Slosberg also voted in line with legislation in 2011 and 2014 containing pro-gun language, and in favor of the Republican redistricting plan in 2002 that increased GOP control of the House.

==Voting machine controversy==
Immediately after the 2000 election in which Slosberg was elected to the Florida State House by 88 votes, and at the peak of the vote recount during the Bush-Gore United States presidential election in Florida, 2000, Palm Beach Sheriff's Deputies confiscated a Votamatic voting machine from Slosberg. When initially approached by the Supervisor of Elections Office and asked about the voting machine, Slosberg denied having it. On November 11, 2000, police confronted Slosberg about the voting machine which Slosberg then retrieved from his car and delivered to the police. No reason was ever provided for Slosberg having possession of the voting machine, and despite additional allegations of misconduct, Democrat Supervisor of Elections Theresa Lepore neither investigated nor pressed charges against Slosberg.

==The Dori Slosberg Foundation==
The Dori Slosberg Highway Safety Foundation is a non-governmental, not for profit, 501(c)3 public service organization dedicated to traffic safety.

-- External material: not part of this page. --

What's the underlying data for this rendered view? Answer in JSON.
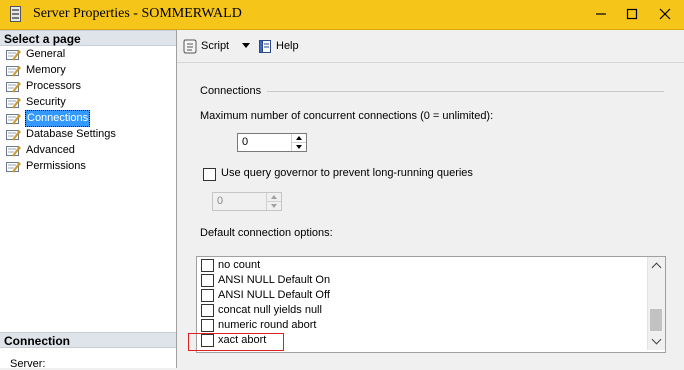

The foundation is named in memory of the daughter of Irving Slosberg, who was killed in a car crash. The Dori Slosberg Foundation has been instrumental in promoting highway safety in Florida though programs including Staying Alive on 95 and Survive the Drive. It was led by Emily Slosberg. In 2009, the Dori Slosberg Foundation helped pass the Dori Slosberg and Katie Marchetti Safety Belt Law, which gives police the authority to pull over drivers solely for not wearing a seatbelt.